Rafael Nadal won the latest instalment of his epic rivalry with Roger Federer as the Spaniard swept into the final of the ATP World Tour Finals with a 7-5, 6-3 victory on Sunday.
Nadal was in commanding form in the last four showdown at London's O2 Arena and his 22nd win in 32 meetings with Federer booked the world number one's place in Monday's final against either Novak Djokovic or Stanislas Wawrinka.
But there was nothing routine about Nadal's latest show of force against Federer as it marked the first time he had ever beaten the Swiss great indoors after four defeats, including a loss in the 2010 final of the Tour Finals.
That was the 27-year-old's only previous appearance in the final of this prestigious season-ending event, but he looks in the mood to finally end his long wait to lift the trophy after halting Federer's remarkable run of success in the tournament in just 79 minutes.
Federer, a six-time winner of the event, had reached the last three finals, winning twice before losing to Djokovic last year.
But this has been Nadal's year and the 13-time Grand Slam winner, who has also won Olympic gold and the Davis Cup, is now just one more victory away from finishing a glorious campaign by adding the last major prize missing from his glittering CV.
"It's the perfect way to finish the season, probably one of the best seasons of my career," Nadal said.
"This is a special tournament but I have lost here before and not had the most luck, so it's great to be in the final."
Federer added: "I just struggled to stay consistent enough throughout the match and that's why he deserved to win. He was better today.
"It's unbelievable that he gets away with playing so far back indoors these days, but that's the conditions. So credit to him for making that work for him."
Nadal has now reached 14 finals since his return from seven months out with knee tendinitis, winning 10 titles including the French and US Opens.
But, while Nadal has thrived over the last 11 months, Federer has endured arguably the worst season of his career, dropping to seventh in the world, winning just one title and failing to reach a Grand Slam final for the first time since 2002.
After a tight opening to the first set, Federer had Nadal under pressure in the sixth game, but his failure to push home his advantage proved the decisive moment of the match.
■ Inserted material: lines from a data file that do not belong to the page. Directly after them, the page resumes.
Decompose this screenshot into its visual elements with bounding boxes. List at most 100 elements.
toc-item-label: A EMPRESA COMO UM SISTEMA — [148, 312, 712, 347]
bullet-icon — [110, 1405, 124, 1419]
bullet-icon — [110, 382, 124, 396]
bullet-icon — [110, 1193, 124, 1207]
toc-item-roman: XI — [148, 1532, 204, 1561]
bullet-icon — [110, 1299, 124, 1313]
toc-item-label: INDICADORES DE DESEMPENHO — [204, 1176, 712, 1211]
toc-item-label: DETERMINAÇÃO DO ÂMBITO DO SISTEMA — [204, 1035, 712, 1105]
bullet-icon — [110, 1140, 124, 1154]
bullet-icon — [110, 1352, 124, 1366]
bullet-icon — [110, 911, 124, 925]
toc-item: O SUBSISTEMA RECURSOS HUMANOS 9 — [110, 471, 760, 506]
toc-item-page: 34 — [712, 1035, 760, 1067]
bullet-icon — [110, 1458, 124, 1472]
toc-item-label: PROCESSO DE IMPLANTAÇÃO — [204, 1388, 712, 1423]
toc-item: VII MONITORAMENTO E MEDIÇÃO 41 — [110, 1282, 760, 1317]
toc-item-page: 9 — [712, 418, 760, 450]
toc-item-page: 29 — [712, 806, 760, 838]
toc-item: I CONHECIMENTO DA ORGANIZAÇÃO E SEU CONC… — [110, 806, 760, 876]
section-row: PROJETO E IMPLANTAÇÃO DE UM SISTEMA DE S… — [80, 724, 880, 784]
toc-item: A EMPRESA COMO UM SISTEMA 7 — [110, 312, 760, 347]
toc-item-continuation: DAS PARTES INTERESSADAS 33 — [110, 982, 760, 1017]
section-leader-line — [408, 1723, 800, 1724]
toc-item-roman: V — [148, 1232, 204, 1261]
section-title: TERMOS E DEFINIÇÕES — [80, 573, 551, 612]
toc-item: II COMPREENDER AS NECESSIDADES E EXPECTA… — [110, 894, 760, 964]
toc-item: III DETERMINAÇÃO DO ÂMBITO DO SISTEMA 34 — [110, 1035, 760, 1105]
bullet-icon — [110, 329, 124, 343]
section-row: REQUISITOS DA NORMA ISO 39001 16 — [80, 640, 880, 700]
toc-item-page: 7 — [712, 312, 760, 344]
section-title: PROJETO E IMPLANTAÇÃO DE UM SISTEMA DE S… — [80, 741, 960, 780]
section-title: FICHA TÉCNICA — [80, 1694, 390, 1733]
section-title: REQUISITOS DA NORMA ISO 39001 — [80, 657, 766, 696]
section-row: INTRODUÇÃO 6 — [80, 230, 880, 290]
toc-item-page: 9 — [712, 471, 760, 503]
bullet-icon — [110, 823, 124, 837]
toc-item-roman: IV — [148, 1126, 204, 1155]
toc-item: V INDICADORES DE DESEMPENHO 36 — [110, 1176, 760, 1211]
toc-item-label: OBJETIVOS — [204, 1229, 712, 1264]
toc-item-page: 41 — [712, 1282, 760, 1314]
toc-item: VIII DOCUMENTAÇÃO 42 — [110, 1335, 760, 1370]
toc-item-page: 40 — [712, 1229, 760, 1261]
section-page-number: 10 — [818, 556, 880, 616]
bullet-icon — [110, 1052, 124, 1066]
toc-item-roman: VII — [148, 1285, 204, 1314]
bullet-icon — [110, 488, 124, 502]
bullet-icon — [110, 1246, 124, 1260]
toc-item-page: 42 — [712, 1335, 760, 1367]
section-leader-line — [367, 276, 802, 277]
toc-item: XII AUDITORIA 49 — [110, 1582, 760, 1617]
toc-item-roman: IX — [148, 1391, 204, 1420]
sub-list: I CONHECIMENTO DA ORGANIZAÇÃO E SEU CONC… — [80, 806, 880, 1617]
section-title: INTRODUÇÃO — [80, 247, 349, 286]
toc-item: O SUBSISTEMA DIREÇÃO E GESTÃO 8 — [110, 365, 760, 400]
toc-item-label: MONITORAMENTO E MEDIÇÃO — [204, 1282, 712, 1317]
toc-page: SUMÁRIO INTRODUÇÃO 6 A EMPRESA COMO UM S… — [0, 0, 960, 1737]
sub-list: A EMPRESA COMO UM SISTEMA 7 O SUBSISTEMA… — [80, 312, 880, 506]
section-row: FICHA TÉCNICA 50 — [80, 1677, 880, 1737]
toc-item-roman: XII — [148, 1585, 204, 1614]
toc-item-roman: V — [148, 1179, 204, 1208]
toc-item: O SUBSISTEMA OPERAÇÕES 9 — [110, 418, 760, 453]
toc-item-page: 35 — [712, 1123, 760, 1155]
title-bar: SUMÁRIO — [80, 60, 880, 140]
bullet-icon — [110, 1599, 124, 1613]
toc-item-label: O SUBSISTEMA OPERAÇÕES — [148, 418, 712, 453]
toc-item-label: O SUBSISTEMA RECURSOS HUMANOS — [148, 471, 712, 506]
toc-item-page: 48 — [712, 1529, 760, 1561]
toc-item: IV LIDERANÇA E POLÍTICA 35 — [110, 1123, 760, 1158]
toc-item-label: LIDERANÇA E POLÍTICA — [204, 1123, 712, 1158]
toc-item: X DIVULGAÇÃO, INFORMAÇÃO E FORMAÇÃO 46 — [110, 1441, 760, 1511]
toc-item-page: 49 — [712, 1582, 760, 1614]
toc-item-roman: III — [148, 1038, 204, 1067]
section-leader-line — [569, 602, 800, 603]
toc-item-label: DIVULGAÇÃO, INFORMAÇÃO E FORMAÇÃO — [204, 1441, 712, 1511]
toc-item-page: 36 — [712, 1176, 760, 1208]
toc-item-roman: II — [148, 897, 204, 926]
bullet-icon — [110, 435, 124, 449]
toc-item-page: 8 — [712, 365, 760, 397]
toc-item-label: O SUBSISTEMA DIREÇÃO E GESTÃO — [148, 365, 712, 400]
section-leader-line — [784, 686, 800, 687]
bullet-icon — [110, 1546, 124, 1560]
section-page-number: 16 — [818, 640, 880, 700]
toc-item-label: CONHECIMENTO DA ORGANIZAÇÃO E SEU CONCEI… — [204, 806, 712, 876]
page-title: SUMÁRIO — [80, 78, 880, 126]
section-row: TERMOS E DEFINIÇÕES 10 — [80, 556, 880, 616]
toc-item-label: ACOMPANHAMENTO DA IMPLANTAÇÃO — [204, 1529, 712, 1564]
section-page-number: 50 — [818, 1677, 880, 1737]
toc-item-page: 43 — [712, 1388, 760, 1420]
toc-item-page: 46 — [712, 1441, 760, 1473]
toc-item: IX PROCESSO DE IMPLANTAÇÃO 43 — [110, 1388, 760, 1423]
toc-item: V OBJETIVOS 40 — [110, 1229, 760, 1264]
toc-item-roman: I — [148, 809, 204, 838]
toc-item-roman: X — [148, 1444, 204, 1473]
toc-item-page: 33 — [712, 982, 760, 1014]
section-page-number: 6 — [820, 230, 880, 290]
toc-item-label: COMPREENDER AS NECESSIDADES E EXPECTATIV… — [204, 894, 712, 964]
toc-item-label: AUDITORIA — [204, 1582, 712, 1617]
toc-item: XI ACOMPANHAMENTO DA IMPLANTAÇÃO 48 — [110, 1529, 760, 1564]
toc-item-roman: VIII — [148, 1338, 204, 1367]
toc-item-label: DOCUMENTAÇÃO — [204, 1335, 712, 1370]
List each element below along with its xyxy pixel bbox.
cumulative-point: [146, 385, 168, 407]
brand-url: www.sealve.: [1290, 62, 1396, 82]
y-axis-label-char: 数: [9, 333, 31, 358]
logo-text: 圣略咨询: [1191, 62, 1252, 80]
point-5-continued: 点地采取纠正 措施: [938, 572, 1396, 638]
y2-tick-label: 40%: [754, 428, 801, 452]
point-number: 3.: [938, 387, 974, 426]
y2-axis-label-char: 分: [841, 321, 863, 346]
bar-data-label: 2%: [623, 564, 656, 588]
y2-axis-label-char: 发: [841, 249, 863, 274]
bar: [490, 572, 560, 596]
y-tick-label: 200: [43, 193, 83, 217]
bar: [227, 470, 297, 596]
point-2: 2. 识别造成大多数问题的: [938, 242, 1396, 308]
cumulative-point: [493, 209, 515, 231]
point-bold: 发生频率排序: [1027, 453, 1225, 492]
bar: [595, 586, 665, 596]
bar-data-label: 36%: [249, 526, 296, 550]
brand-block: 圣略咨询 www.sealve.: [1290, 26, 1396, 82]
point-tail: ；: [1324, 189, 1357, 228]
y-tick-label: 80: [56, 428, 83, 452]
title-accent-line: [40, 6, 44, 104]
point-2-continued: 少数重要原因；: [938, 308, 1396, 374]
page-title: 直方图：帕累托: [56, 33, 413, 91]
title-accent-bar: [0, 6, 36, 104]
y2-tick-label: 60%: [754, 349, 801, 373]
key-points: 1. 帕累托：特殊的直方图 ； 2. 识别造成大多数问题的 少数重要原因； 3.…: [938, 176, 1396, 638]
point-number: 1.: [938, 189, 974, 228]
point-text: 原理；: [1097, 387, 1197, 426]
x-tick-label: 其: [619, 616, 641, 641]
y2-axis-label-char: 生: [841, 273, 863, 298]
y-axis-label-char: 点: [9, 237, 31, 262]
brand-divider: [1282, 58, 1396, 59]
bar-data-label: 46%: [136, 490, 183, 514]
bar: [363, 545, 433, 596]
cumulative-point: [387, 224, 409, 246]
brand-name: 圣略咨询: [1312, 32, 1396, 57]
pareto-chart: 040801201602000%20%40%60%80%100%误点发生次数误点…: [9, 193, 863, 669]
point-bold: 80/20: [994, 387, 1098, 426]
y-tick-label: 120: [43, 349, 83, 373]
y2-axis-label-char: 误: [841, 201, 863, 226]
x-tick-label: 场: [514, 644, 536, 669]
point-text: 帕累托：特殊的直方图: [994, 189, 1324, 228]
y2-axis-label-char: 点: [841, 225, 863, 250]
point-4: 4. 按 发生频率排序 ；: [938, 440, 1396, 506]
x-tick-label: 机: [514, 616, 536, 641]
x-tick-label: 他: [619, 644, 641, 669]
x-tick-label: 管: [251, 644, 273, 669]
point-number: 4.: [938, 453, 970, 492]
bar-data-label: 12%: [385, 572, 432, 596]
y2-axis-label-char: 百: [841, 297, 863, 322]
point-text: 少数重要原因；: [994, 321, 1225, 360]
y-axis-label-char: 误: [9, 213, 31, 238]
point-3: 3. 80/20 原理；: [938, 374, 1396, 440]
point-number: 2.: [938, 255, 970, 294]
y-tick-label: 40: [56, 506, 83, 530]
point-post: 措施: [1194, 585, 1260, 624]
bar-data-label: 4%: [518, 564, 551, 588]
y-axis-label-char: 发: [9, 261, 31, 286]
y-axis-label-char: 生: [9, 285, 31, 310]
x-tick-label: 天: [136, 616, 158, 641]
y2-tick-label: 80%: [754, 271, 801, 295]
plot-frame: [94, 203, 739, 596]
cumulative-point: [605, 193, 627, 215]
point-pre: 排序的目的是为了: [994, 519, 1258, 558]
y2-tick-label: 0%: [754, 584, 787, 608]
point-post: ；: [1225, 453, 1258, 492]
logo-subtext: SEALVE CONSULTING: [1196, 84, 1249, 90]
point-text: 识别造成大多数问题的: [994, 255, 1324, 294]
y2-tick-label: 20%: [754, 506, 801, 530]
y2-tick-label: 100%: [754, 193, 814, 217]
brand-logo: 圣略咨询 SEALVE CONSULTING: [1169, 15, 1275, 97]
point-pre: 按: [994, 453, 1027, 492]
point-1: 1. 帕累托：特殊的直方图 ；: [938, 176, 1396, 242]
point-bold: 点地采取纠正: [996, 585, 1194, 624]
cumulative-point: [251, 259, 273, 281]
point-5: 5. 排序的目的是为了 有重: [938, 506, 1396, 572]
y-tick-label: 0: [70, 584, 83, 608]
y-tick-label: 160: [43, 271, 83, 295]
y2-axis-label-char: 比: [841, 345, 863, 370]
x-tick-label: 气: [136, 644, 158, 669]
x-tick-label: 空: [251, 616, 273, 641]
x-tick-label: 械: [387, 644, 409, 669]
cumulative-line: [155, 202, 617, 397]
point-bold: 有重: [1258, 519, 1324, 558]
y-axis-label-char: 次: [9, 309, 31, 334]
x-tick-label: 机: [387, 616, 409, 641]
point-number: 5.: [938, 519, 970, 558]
Federer had a break point on three occasions and twice Nadal was able to hit his way out of trouble before the Swiss star missed with a wild and wayward forehand.
It was the kind of mistake, caused by a desperate desire to create a winner from nothing, that Nadal so often provokes in Federer.
Nadal quickly doubled the frustration for Federer, breaking for a 5-4 lead when yet another top-spin bullet from the baseline flashed past the Swiss star's defences.
Both players were mixing some breathtaking play with occasional sloppy play and the result was a rollercoaster end to the set.
When Nadal tried to close out the set, Federer pushed the Spaniard out of his comfort zone and broke back.
But, not for the first time in his troubled season, Federer lost his composure at the crucial moment and Nadal broke again.
Given the chance to serve out the set for a second time, Nadal delivered in ruthless fashion, crashing a series of winners to take the game without dropping a point.
Federer couldn't make any impact on Nadal's serve in the second set and the match started to slip from his grasp when the Spaniard punished another sloppy game from the Swiss to break for a 3-2 lead.
That was all the incentive Nadal needed to race to the finish line and, with Federer's unforced error total climbing to 32, it wasn't long before the Spaniard was punching the air in celebration.